Ndi Nimisha Das,
Another sector of the industry is witnessing a major migration called the ‘Great Depression’. A recent Microsoft A Trends report states that 41% of workers worldwide want to quit their jobs in 2021. For the most sophisticated, the same survey shows that 59% of respondents do not share the same sentiments. For me, it makes me reflect on the fact that the employers must be doing well and the employees have reasons to stay in their current organization.
How, then, did the ‘Great Depression’ get started? This phenomenon cannot be described as a pandemic, and its roots go deep. Among other things is the effect of pent-up demands on both, the employer and the employee end. However, this gradual need is different in all areas where some need more than others. The idea of changing jobs or sectors was delayed because of the epidemic at a time when people were only thinking about what their goals were in life, so they only wanted better opportunities for themselves. As a result, from the employee this can also be seen as a ‘Great Return’. Employees recognize the real importance of their skills and are not ready to settle down and find a place that best suits their changing needs.
‘The Great Recognition’
In order to close the ‘Great Depression’, one has to continue to plan for the immediate, financial benefits and to meet the needs that have been established throughout the development. The aim is to develop the skills of employees at the corporate level and not just to support internal processes. Lack of recognition and appreciation in the workplace also triggers an employee’s idea of starting a new job. It is a great supporter and a hindrance to the harvest. Creating a recognizable machine within the company that rewards and recognizes people for their hard work can create a positive environment and promote the company’s loyalty. What is most striking is how the employee feels that he or she has an intention to share with the organization and what helps them to find satisfaction in his or her work. This is where the value-added personnel plan (EVP) comes into play. EVP is a promise to employers for potential skills. It attracts people with the mindset and desire to join an organization and creates a better way to win both sides.

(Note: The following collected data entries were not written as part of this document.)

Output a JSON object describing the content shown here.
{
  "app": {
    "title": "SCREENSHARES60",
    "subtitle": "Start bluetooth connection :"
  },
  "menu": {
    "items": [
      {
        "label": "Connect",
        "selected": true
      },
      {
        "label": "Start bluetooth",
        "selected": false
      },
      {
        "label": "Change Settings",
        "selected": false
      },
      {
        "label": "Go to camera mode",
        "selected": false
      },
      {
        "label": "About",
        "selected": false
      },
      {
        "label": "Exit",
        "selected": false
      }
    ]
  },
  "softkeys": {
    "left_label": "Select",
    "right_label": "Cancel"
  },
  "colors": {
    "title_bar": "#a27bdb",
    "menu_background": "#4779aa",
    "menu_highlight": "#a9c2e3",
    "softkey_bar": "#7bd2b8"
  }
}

Preparing for ‘The Great Return’
As we approach the achievement of ‘The Great Return’, it is important for companies to rethink their work environment. The plague produced the sixth ‘E’ of leadership (Envision, Energize, Engage, Enroll, Execute, and EMPATHIZE). Many organizations have endeavored to show compassion, sympathy for the workers during the epidemic. We need to reinforce this principle on a larger scale as we strive to strengthen employee and employer relationships and create a better system. A compassionate employer has been able to overcome a number of challenges in the last few years and is the one who will become a work ethic because of his or her compassionate work ethic. It can be a mixed type of work, more cooperation, more medical care or anything related to good health – physical, financial, emotional, and cultural. This will empower employees and make them feel appreciated and fulfilled. It can go further by establishing a trust component that will help retain and attract the right talent.
(The author is HR Director, Kellogg South Asia. The views expressed are personal and do not reflect the responsibilities or principles of Financial Express Online.)